On Starkey’s contributions to community and family…
Glen Taylor: “Number one, they just help children in need. Really beautiful children that are put in schools in for the deaf, but they aren’t deaf. So, if we can give them a hearing aid and we can get them out of the deaf schools and back into regular school. For many of them it will change there lives.
In addition, some of our elderly people that one time had hearing, but have lost their hearing have been receiving hearing aids through Starkey and we get to see the benefits of that.
Then there’s the benefit of having our family doing the mission work. We think it supports our family, so there’s something we get back from it. It’s makes us a stronger family and I’m glad we brought our family into it. My wife Becky is a nurse so I’ll let her go into some further details about some of the mission work.”
Becky Taylor: “With the lost of the hearing in the third world, it’s because they’re not getting the antibiotics that they do need, and if they do get antibiotics its typically not an antibiotic that affects hearing.”
Examiner: “Could you tell me about your most memorable experience on a Starkey mission?”
Becky Taylor: “It was the first mission trip that we had gone on to Guatemala, and I had never gone on a mission trip before. At one point, to this day just melts my heart, a mother came in and here she had this baby that was about a year old, and I’m thinking she’s bring in this baby because the baby has a hearing problem. As I began helping her I realized that it was actually the mom who couldn’t hear.
So we fit her with a hearing aid, and she was holding her little baby. The baby started crying, and the mom just started crying right with her because that was the first time that mom had ever heard her baby cry. It was a very emotional experience.
Here’s this mom, and this baby that she would have sleeping in a dresser drawer next to her bed so that she could keep an eye on the child. She would wake up multiple times throughout the night just to look at this baby, because she could never hear this little child cry or make noises during the middle of the night.

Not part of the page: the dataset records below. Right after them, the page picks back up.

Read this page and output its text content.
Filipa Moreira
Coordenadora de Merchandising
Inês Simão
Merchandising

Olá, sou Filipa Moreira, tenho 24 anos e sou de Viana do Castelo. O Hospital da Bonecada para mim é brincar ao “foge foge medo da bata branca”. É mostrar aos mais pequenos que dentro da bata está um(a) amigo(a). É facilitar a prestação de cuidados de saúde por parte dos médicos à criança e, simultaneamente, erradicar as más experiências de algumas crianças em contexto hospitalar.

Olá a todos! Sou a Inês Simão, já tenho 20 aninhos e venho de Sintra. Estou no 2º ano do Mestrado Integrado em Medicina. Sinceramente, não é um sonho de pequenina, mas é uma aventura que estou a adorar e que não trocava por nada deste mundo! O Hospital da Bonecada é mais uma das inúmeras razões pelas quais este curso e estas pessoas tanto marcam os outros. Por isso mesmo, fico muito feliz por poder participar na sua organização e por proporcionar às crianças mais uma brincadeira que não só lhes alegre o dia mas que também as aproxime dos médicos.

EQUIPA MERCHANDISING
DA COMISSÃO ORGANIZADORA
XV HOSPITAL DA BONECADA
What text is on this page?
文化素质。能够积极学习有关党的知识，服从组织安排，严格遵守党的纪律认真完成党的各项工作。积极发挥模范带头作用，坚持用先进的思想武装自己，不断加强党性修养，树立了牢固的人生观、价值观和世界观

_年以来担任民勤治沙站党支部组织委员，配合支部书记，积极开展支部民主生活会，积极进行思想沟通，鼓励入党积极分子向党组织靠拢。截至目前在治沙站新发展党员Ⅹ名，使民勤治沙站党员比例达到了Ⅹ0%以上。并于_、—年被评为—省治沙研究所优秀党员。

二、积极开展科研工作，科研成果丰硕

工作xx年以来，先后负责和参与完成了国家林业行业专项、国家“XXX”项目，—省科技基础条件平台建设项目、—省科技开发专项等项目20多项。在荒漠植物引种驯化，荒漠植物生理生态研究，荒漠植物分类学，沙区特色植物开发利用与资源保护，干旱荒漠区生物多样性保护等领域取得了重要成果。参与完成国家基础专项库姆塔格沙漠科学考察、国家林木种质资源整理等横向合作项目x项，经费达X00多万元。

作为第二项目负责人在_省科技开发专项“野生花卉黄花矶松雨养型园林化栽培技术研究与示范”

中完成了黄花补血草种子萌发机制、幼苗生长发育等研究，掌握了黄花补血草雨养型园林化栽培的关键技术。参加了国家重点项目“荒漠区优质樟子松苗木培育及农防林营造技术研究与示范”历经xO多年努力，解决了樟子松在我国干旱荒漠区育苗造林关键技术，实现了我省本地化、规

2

What a life changing experience for that mom, to actually hear her baby’s voice. Because there is nothing more heart touching or heart wrenching than to hear your own child cry that very first time, and for her to hear it when the child was a year old, that was pretty amazing.”
Examiner: “As a result of your contributions, thousands of individuals receive the ‘gift of sound’ and the potential to live normal lives. How does it feel to know that your efforts, coupled with those of the Starkey foundations brought joy to so many people in need?”
Glen Taylor: “In one sense that’s easy to answer, but in the other sense, it’s almost overwhelming. You have to start with thinking that God gave you a gift, in this case, the chance to earn money. Now that you can use that in the world to help so many people that are in need is almost overwhelming. You want to use it wisely, and it’s really important.
There are so many people that come to us and ask us for donations to help. I think what is so important with Starkey is that we are there on location, and actually can see who’s getting the assistance, and the immediate impact it can have on a person’s life. Becky gave you one example, but we got a thousand stories like that one.
To see it in person, (pause) it’s very emotional, it’s very rewarding. We are religious people so we feel like we are doing what’s meant to be done, but we don’t just take it for granted, we feel really honored that we are in this position to help people.”